Tout comme Saleh Almabhouh lui-même : lorsqu’il est arrivé à Berlin l’année dernière, il avait derrière lui une odyssée de deux ans. En avril 2021, il a traversé la frontière sud de la bande de Gaza pour se rendre en Égypte. Il a documenté les 28 mois de son évasion avec son téléphone portable. Il se rend d'abord au Caire, où il utilise le peu qu'il a économisé pour acheter un billet d'avion pour Istanbul. De là, il partira début 2023 pour la péninsule de Bodrum, sur la mer Égée turque.

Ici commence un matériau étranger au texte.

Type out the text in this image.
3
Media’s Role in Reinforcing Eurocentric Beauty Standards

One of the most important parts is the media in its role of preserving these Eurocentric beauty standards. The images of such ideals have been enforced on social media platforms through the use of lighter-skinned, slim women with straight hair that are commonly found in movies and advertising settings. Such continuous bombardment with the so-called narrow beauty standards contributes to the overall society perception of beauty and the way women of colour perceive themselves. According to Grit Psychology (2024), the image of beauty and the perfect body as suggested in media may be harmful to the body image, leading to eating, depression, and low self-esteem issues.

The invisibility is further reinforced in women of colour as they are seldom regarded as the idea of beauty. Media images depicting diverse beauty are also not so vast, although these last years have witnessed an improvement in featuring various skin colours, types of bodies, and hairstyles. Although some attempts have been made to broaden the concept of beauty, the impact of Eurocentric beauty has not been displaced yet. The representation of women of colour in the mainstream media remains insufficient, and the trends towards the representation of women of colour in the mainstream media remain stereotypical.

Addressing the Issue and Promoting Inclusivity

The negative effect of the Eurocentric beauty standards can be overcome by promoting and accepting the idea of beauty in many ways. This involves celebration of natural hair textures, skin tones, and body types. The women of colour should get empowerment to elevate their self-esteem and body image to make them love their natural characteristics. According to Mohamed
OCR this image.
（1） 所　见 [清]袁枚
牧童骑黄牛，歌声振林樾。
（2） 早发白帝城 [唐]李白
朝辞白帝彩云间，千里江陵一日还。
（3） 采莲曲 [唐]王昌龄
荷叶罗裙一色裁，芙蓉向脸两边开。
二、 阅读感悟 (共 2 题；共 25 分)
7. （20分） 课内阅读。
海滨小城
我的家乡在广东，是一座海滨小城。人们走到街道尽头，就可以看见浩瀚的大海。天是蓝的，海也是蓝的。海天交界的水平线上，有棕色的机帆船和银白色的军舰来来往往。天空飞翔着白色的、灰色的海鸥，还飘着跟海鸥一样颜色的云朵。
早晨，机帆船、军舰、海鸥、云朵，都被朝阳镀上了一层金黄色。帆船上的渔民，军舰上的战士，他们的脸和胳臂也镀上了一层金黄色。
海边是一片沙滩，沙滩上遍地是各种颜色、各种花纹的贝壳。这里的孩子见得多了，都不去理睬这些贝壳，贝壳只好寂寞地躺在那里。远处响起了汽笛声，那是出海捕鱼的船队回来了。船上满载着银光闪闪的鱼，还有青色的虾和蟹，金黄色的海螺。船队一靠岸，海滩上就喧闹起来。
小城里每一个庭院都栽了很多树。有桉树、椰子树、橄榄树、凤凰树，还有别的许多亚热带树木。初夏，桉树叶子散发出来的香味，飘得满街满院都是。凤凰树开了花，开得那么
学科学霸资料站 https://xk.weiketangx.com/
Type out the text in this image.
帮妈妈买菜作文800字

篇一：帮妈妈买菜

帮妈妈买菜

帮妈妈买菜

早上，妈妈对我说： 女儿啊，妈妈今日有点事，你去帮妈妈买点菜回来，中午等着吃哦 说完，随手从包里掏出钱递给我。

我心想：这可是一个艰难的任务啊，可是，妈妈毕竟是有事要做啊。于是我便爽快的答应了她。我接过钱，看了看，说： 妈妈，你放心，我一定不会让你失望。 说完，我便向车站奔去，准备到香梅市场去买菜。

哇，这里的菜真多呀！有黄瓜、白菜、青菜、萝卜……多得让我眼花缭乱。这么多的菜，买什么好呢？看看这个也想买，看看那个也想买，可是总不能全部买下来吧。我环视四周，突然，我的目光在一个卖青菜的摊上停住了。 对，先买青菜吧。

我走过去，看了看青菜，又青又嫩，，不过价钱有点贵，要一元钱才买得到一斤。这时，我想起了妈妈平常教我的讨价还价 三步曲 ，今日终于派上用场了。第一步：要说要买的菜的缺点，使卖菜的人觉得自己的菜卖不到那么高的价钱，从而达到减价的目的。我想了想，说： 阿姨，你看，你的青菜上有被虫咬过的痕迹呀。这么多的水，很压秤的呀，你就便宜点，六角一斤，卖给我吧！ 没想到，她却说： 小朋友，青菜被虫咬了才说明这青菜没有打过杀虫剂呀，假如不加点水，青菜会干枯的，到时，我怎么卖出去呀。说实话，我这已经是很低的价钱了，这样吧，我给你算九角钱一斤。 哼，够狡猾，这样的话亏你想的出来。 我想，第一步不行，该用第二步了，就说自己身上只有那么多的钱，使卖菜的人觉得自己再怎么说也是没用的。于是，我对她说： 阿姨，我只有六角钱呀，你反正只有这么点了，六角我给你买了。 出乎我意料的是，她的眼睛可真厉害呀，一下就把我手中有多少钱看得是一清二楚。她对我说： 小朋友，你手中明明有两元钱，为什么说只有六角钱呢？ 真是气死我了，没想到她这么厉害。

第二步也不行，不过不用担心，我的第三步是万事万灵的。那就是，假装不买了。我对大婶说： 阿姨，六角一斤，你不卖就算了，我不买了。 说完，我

De là, il y a environ douze kilomètres par mer jusqu'à l'île grecque de Kos. Au lieu de monter dans un canot pneumatique surpeuplé comme beaucoup d’autres réfugiés, qui pourraient ne pas survivre à la dangereuse traversée, Almabhouh préfère nager. C'est une entreprise audacieuse : même si l'on est en forme, le parcours dure plusieurs heures et en début d'année l'eau est glaciale. À cela s’ajoutent des courants imprévisibles et dangereux. Mais Saleh Almabhouh possède une combinaison et prend le risque.

Sa première tentative de traversée de la Méditerranée à la nage jusqu'en Grèce échoue. Il sous-estime le courant et finalement les garde-côtes grecs le repèrent dans les vagues. Au lieu de remettre une couverture à l'homme en hypothermie, les policiers l'ont torturé avec des décharges électriques avant de le remettre à la police turque, raconte Almabhouh. Peut-être pour dissuader une nouvelle tentative d'évasion ou comme punition, spécule-t-il. Quoi qu’il en soit, cette action serait illégale car elle lui refuserait le droit à une procédure d’asile. Les organisations de défense des droits humains signalent à plusieurs reprises de tels refoulements à la frontière gréco-turque.

Il doit nager pour sa liberté

Saleh Almabhouh passe quatre nuits à la prison de Bodrum. Après sa libération, il doit se remettre du stress pendant cinq jours, puis il récupère sa combinaison et fait une deuxième tentative. Il doit nager pour sa liberté. Cette fois, il réussit : au bout de huit heures, il atteint la Grèce. Après cela, sa fuite vers Berlin se déroule presque sans problème.

Cependant, le permis de séjour temporaire obtenu par Almabhouh n'offre aucune perspective à long terme au jeune homme. Le reconnaître comme une personne politiquement persécutée lui aurait accordé l'asile permanent, mais les cicatrices causées par la blessure par balle n'étaient pas suffisantes pour les autorités. En juillet, il doit demander une prolongation de son statut de séjour. Ce qui arrivera à sa famille d’ici là reste à deviner.